Tant que google et Claude ne le font pas, ChatGPT rentre dans le dure, ne sait plus ou récupérer de la donnée, introduit la pub, investissements énorme pour peu de retour. Vivement que tout ça éclate
La vraie surprise, c’est que l’effondrement de l’IA devrait être encore plus rapide qu’attendu.
C’est vraiment un numéro de cirque :
Il y en a un qui coupe les oignons, l’autre qui pleure. ![]()
Et dans deux jours, Musk vitupère et annonce porte plainte pour spoilation de sa « grande encyclopédie » de la post vérité. ![]()
Mais je ne serai même pas étonné. Et j’irai presque jusqu’à dire que ça ne me déplairait pas si ce n’est faire de la pub à Musk.
Article douteux !
Grokipedia est une poubelle c’est un fait.
Pour autant cet Article est très “storytelling” (Altman vs Musk) mais il mélange plusieurs choses, ce qui le rend intellectuellement bancal.
1. “Source secrète” : Grokipedia est un site public, pas une base interne cachée d’OpenAI. Le Guardian parle surtout de citations apparaissant via la recherche web du modèle, pas d’un “moteur de vérité” secret intégré au cœur de ChatGPT.

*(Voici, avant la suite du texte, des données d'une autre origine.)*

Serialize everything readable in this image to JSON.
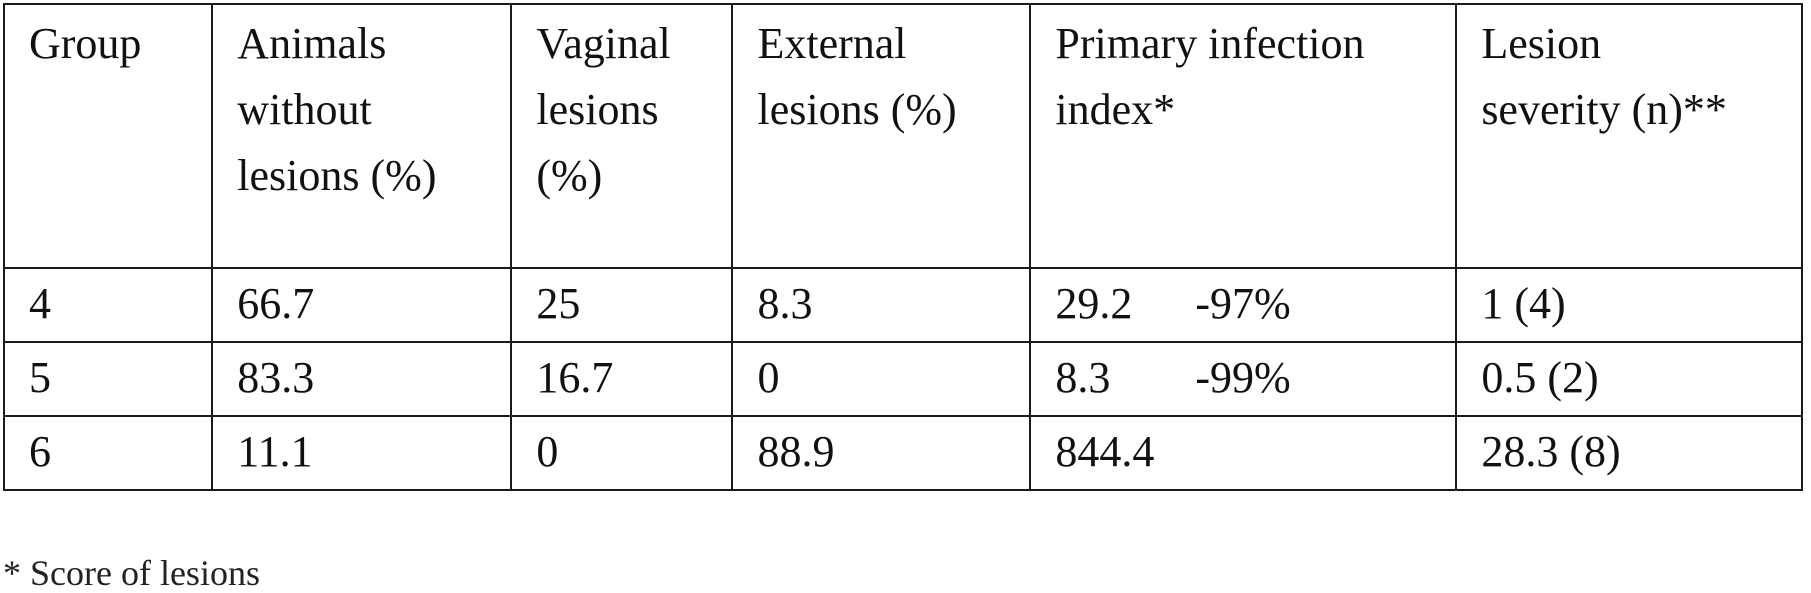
{
  "table": {
    "headers": [
      {
        "lines": [
          "Group"
        ]
      },
      {
        "lines": [
          "Animals",
          "without",
          "lesions (%)"
        ]
      },
      {
        "lines": [
          "Vaginal",
          "lesions",
          "(%)"
        ]
      },
      {
        "lines": [
          "External",
          "lesions (%)"
        ]
      },
      {
        "lines": [
          "Primary infection",
          "index*"
        ]
      },
      {
        "lines": [
          "Lesion",
          "severity (n)**"
        ]
      }
    ],
    "rows": [
      {
        "group": "4",
        "without_lesions": "66.7",
        "vaginal": "25",
        "external": "8.3",
        "pii_value": "29.2",
        "pii_change": "-97%",
        "severity": "1 (4)"
      },
      {
        "group": "5",
        "without_lesions": "83.3",
        "vaginal": "16.7",
        "external": "0",
        "pii_value": "8.3",
        "pii_change": "-99%",
        "severity": "0.5 (2)"
      },
      {
        "group": "6",
        "without_lesions": "11.1",
        "vaginal": "0",
        "external": "88.9",
        "pii_value": "844.4",
        "pii_change": "",
        "severity": "28.3 (8)"
      }
    ]
  },
  "footnote": "* Score of lesions"
}
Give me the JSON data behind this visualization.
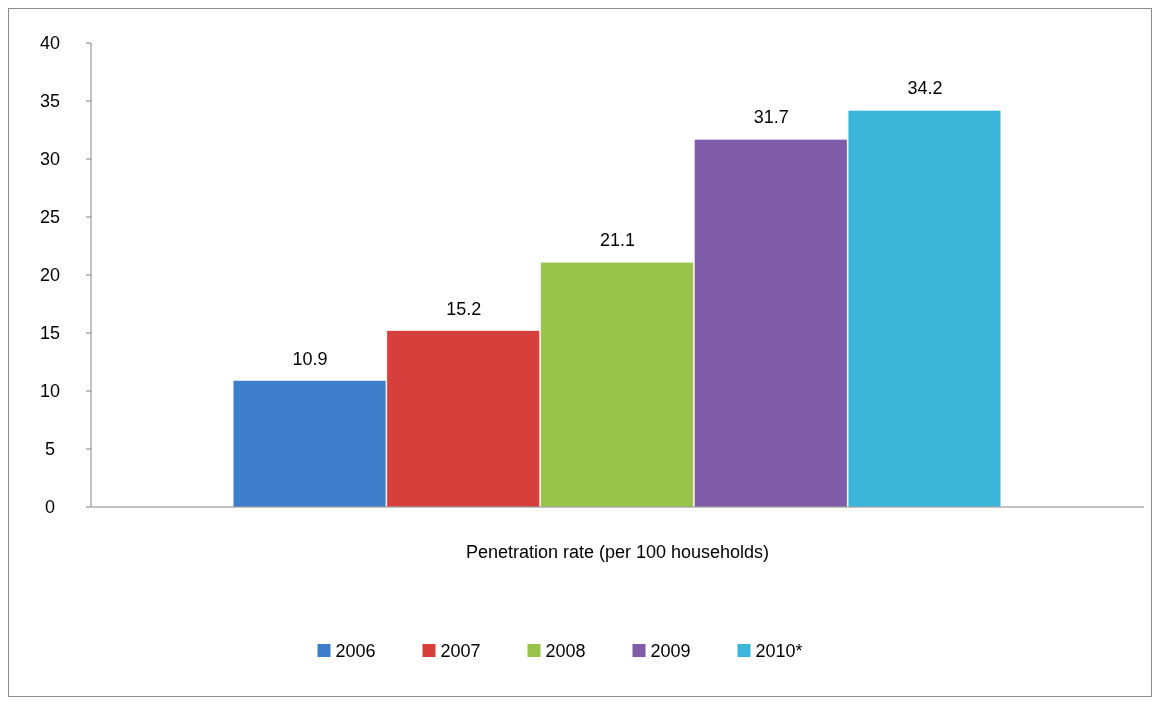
{
  "chart_data": {
    "type": "bar",
    "categories": [
      "Penetration rate (per 100 households)"
    ],
    "series": [
      {
        "name": "2006",
        "color": "#3d7cc9",
        "values": [
          10.9
        ]
      },
      {
        "name": "2007",
        "color": "#d63f3c",
        "values": [
          15.2
        ]
      },
      {
        "name": "2008",
        "color": "#98c44c",
        "values": [
          21.1
        ]
      },
      {
        "name": "2009",
        "color": "#7e5ca8",
        "values": [
          31.7
        ]
      },
      {
        "name": "2010*",
        "color": "#3cb6d8",
        "values": [
          34.2
        ]
      }
    ],
    "ylim": [
      0,
      40
    ],
    "yticks": [
      0,
      5,
      10,
      15,
      20,
      25,
      30,
      35,
      40
    ],
    "grid": false,
    "legend": "bottom",
    "data_labels": true
  }
}
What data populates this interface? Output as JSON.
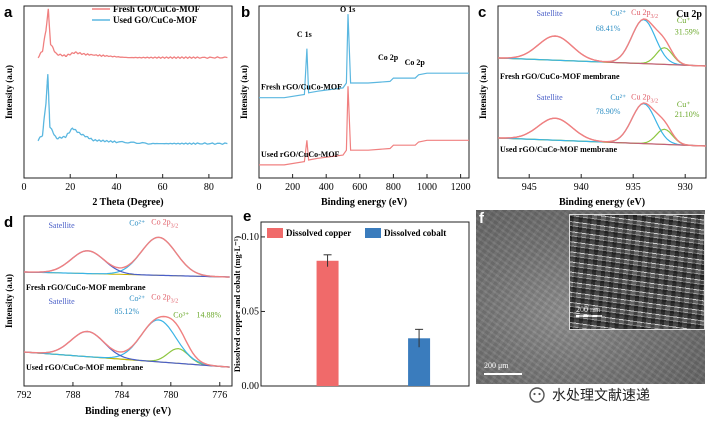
{
  "panels": {
    "a": {
      "label": "a",
      "xlabel": "2 Theta (Degree)",
      "ylabel": "Intensity (a.u)"
    },
    "b": {
      "label": "b",
      "xlabel": "Binding energy (eV)",
      "ylabel": "Intensity (a.u)"
    },
    "c": {
      "label": "c",
      "xlabel": "Binding energy (eV)",
      "ylabel": "Intensity (a.u)"
    },
    "d": {
      "label": "d",
      "xlabel": "Binding energy (eV)",
      "ylabel": "Intensity (a.u)"
    },
    "e": {
      "label": "e",
      "xlabel": "",
      "ylabel": "Dissolved copper and cobalt (mg·L⁻¹)"
    },
    "f": {
      "label": "f"
    }
  },
  "colors": {
    "fresh": "#f08080",
    "used": "#5bb7e0",
    "bar_copper": "#f06a6a",
    "bar_cobalt": "#3a7cbd",
    "green": "#8dc63f",
    "blue_fit": "#3ab4e6"
  },
  "chart_data": [
    {
      "id": "a",
      "type": "line",
      "xlabel": "2 Theta (Degree)",
      "ylabel": "Intensity (a.u)",
      "xlim": [
        0,
        90
      ],
      "xticks": [
        0,
        20,
        40,
        60,
        80
      ],
      "legend": [
        "Fresh GO/CuCo-MOF",
        "Used GO/CuCo-MOF"
      ],
      "series": [
        {
          "name": "Fresh GO/CuCo-MOF",
          "x": [
            6,
            8,
            9.5,
            10.5,
            11.5,
            14,
            18,
            22,
            26,
            35,
            45,
            55,
            65,
            75,
            88
          ],
          "y": [
            0.7,
            0.74,
            0.86,
            0.98,
            0.78,
            0.72,
            0.71,
            0.73,
            0.72,
            0.71,
            0.7,
            0.7,
            0.7,
            0.7,
            0.7
          ]
        },
        {
          "name": "Used GO/CuCo-MOF",
          "x": [
            6,
            8,
            9.5,
            10.3,
            11.2,
            14,
            18,
            21,
            24,
            30,
            40,
            55,
            65,
            75,
            88
          ],
          "y": [
            0.22,
            0.25,
            0.44,
            0.6,
            0.3,
            0.23,
            0.24,
            0.29,
            0.26,
            0.22,
            0.21,
            0.2,
            0.2,
            0.2,
            0.2
          ]
        }
      ]
    },
    {
      "id": "b",
      "type": "line",
      "xlabel": "Binding energy (eV)",
      "ylabel": "Intensity (a.u)",
      "xlim": [
        0,
        1250
      ],
      "xticks": [
        0,
        200,
        400,
        600,
        800,
        1000,
        1200
      ],
      "annotations": [
        "C 1s",
        "O 1s",
        "Co 2p",
        "Co 2p"
      ],
      "series": [
        {
          "name": "Fresh rGO/CuCo-MOF",
          "x": [
            0,
            150,
            270,
            285,
            295,
            350,
            500,
            520,
            530,
            545,
            650,
            780,
            800,
            930,
            950,
            1000,
            1250
          ],
          "y": [
            0.49,
            0.49,
            0.51,
            0.79,
            0.52,
            0.53,
            0.55,
            0.58,
            1.0,
            0.58,
            0.58,
            0.59,
            0.61,
            0.61,
            0.63,
            0.64,
            0.64
          ]
        },
        {
          "name": "Used rGO/CuCo-MOF",
          "x": [
            0,
            150,
            270,
            285,
            295,
            350,
            500,
            520,
            530,
            545,
            650,
            780,
            800,
            930,
            950,
            1000,
            1250
          ],
          "y": [
            0.08,
            0.08,
            0.1,
            0.23,
            0.11,
            0.12,
            0.14,
            0.17,
            0.56,
            0.17,
            0.17,
            0.18,
            0.2,
            0.2,
            0.22,
            0.23,
            0.23
          ]
        }
      ]
    },
    {
      "id": "c",
      "type": "line",
      "title": "Cu 2p",
      "xlabel": "Binding energy (eV)",
      "ylabel": "Intensity (a.u)",
      "xlim": [
        948,
        928
      ],
      "xticks": [
        945,
        940,
        935,
        930
      ],
      "annotations": {
        "fresh": {
          "satellite": "Satellite",
          "cu2": "Cu²⁺",
          "cu2_pct": "68.41%",
          "peak": "Cu 2p",
          "peak_sub": "3/2",
          "cu1": "Cu⁺",
          "cu1_pct": "31.59%",
          "label": "Fresh rGO/CuCo-MOF membrane"
        },
        "used": {
          "satellite": "Satellite",
          "cu2": "Cu²⁺",
          "cu2_pct": "78.90%",
          "peak": "Cu 2p",
          "peak_sub": "3/2",
          "cu1": "Cu⁺",
          "cu1_pct": "21.10%",
          "label": "Used rGO/CuCo-MOF membrane"
        }
      },
      "components": {
        "fresh": {
          "satellite_center": 942.5,
          "cu2_center": 934.0,
          "cu1_center": 932.0
        },
        "used": {
          "satellite_center": 942.5,
          "cu2_center": 934.0,
          "cu1_center": 932.0
        }
      }
    },
    {
      "id": "d",
      "type": "line",
      "xlabel": "Binding energy (eV)",
      "ylabel": "Intensity (a.u)",
      "xlim": [
        792,
        775
      ],
      "xticks": [
        792,
        788,
        784,
        780,
        776
      ],
      "annotations": {
        "fresh": {
          "satellite": "Satellite",
          "co2": "Co²⁺",
          "peak": "Co 2p",
          "peak_sub": "3/2",
          "label": "Fresh rGO/CuCo-MOF membrane"
        },
        "used": {
          "satellite": "Satellite",
          "co2": "Co²⁺",
          "co2_pct": "85.12%",
          "peak": "Co 2p",
          "peak_sub": "3/2",
          "co3": "Co³⁺",
          "co3_pct": "14.88%",
          "label": "Used rGO/CuCo-MOF membrane"
        }
      },
      "components": {
        "fresh": {
          "satellite_center": 786.8,
          "co2_center": 781.0
        },
        "used": {
          "satellite_center": 786.8,
          "co2_center": 781.0,
          "co3_center": 779.4
        }
      }
    },
    {
      "id": "e",
      "type": "bar",
      "categories": [
        "Dissolved copper",
        "Dissolved cobalt"
      ],
      "values": [
        0.084,
        0.032
      ],
      "errors": [
        0.004,
        0.006
      ],
      "ylabel": "Dissolved copper and cobalt (mg·L⁻¹)",
      "ylim": [
        0,
        0.11
      ],
      "yticks": [
        0.0,
        0.05,
        0.1
      ],
      "legend": [
        "Dissolved copper",
        "Dissolved cobalt"
      ]
    }
  ],
  "sem": {
    "scale_main": "200 μm",
    "scale_inset": "200 nm"
  },
  "watermark": {
    "text": "水处理文献速递"
  }
}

2. “Pris la main dans le sac / preuves accablantes” : le Guardian dit bien que GPT-5.2 a cité Grokipedia 9 fois sur une douzaine de questions, mais il précise aussi que ChatGPT ne l’a pas citée quand on l’incitait à répéter des intox très connues (6 janvier, VIH/sida, etc.) et que ça ressort surtout sur des sujets obscurs. Ça nuance beaucoup la conclusion “tendance lourde = dépendance”.
- Le vrai problème n’est pas “OpenAI sous-traite sa culture générale à Musk”, c’est plutôt :
• les biais/erreurs des sources indexées
• et le risque de boucle de rétroaction (des IA se citent entre elles, légitimant des contenus moyens).
Sur ça, oui, c’est un sujet sérieux… mais justement, il mérite une analyse technique, pas une formule choc.
En bref : il y a un signal intéressant (Grokipedia apparaît parfois dans les citations), mais le titre et le ton (“source secrète”, “vérité”, “inceste numérique”) surjouent largement ce que les faits permettent d’affirmer.